The Port Chicago 50: Disaster, Mutiny, and the Fight for Civil Rights by Steve Sheinkin 

Though I knew a bit about how African American soldiers were treated during WWII before I read this book, I had never heard about the Port Chicago 50. Especially in light of recent events, this is a timely, engaging, and thought-provoking story. 

Without even basic safety training, African American soldiers were given the dangerous job of loading munitions from rail cars onto ships. When the inevitable accident finally occurred, hundreds of people were killed and injured. The navy officers blame the soldiers for the accident, but then expect them to get right back to the same work. The men refuse and are eventually told that if they continue to disobey orders, they will be charged with mutiny. Fifty men end up being charged and put on trial for mutiny. I won't give away the ending, but Thurgood Marshall gets involved. 

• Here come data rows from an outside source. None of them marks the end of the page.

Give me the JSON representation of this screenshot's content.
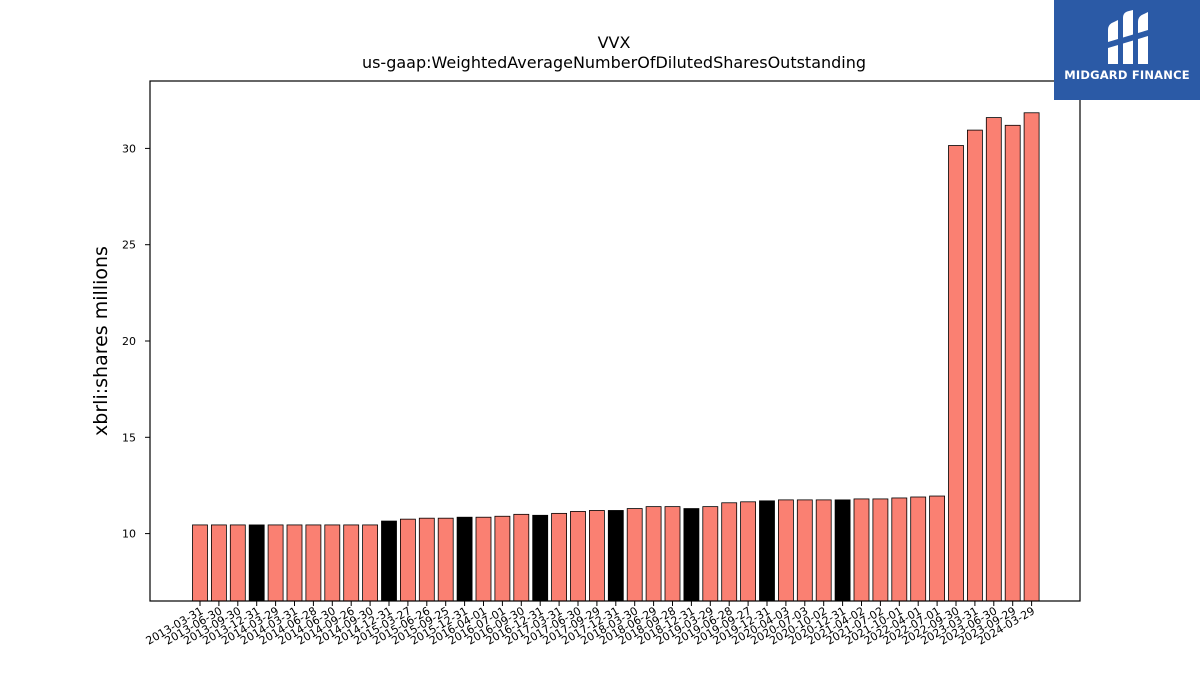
{
  "chart_data": {
    "type": "bar",
    "title": "VVX",
    "subtitle": "us-gaap:WeightedAverageNumberOfDilutedSharesOutstanding",
    "xlabel": "",
    "ylabel": "xbrli:shares millions",
    "ylim": [
      6.5,
      33.5
    ],
    "yticks": [
      10,
      15,
      20,
      25,
      30
    ],
    "grid": false,
    "colors": {
      "quarter": "#fa8072",
      "year_end": "#000000"
    },
    "categories": [
      "2013-03-31",
      "2013-06-30",
      "2013-09-30",
      "2013-12-31",
      "2014-03-29",
      "2014-03-31",
      "2014-06-28",
      "2014-06-30",
      "2014-09-26",
      "2014-09-30",
      "2014-12-31",
      "2015-03-27",
      "2015-06-26",
      "2015-09-25",
      "2015-12-31",
      "2016-04-01",
      "2016-07-01",
      "2016-09-30",
      "2016-12-31",
      "2017-03-31",
      "2017-06-30",
      "2017-09-29",
      "2017-12-31",
      "2018-03-30",
      "2018-06-29",
      "2018-09-28",
      "2018-12-31",
      "2019-03-29",
      "2019-06-28",
      "2019-09-27",
      "2019-12-31",
      "2020-04-03",
      "2020-07-03",
      "2020-10-02",
      "2020-12-31",
      "2021-04-02",
      "2021-07-02",
      "2021-10-01",
      "2022-04-01",
      "2022-07-01",
      "2022-09-30",
      "2023-03-31",
      "2023-06-30",
      "2023-09-29",
      "2024-03-29"
    ],
    "values": [
      10.45,
      10.45,
      10.45,
      10.45,
      10.45,
      10.45,
      10.45,
      10.45,
      10.45,
      10.45,
      10.65,
      10.75,
      10.8,
      10.8,
      10.85,
      10.85,
      10.9,
      11.0,
      10.95,
      11.05,
      11.15,
      11.2,
      11.2,
      11.3,
      11.4,
      11.4,
      11.3,
      11.4,
      11.6,
      11.65,
      11.7,
      11.75,
      11.75,
      11.75,
      11.75,
      11.8,
      11.8,
      11.85,
      11.9,
      11.95,
      30.15,
      30.95,
      31.6,
      31.2,
      31.85
    ],
    "year_end": [
      false,
      false,
      false,
      true,
      false,
      false,
      false,
      false,
      false,
      false,
      true,
      false,
      false,
      false,
      true,
      false,
      false,
      false,
      true,
      false,
      false,
      false,
      true,
      false,
      false,
      false,
      true,
      false,
      false,
      false,
      true,
      false,
      false,
      false,
      true,
      false,
      false,
      false,
      false,
      false,
      false,
      false,
      false,
      false,
      false
    ]
  },
  "logo": {
    "text": "MIDGARD FINANCE",
    "icon": "midgard-logo-icon",
    "color": "#2b5aa6"
  }
}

Though these men were instrumental in the Navy's decision to integrate, they have never received much recognition. This book left me better informed, but angry. The United States has certainly come a long way, but we're not there yet. 

The Family Romanov: Murder, Rebellion & the Fall of Imperial Russia by Candace Fleming

Russian history has never been all that interesting to me, and I must admit that I had very little background knowledge going into this book. I vaguely remembered reading about "Bloody Nicholas" in high school. Candace Fleming has done a stellar job researching and writing a book that brings  the Romanovs to vivid life. The intimate portrait of their private lives makes them seem much more human, and their ends that much more terrible. She also adds in snippets about the dreary lives of peasants from primary source documents. For them, it didn't matter much who was running the country--their lives were just hard. Finally, other figures who affected the complicated course of Russian history make an appearance--Lenin and Rasputin are highlights.

Even though I knew how the story was going to end, I was riveted nonetheless, a small part of me holding out the hope that Disney got it right about Anastasia after all.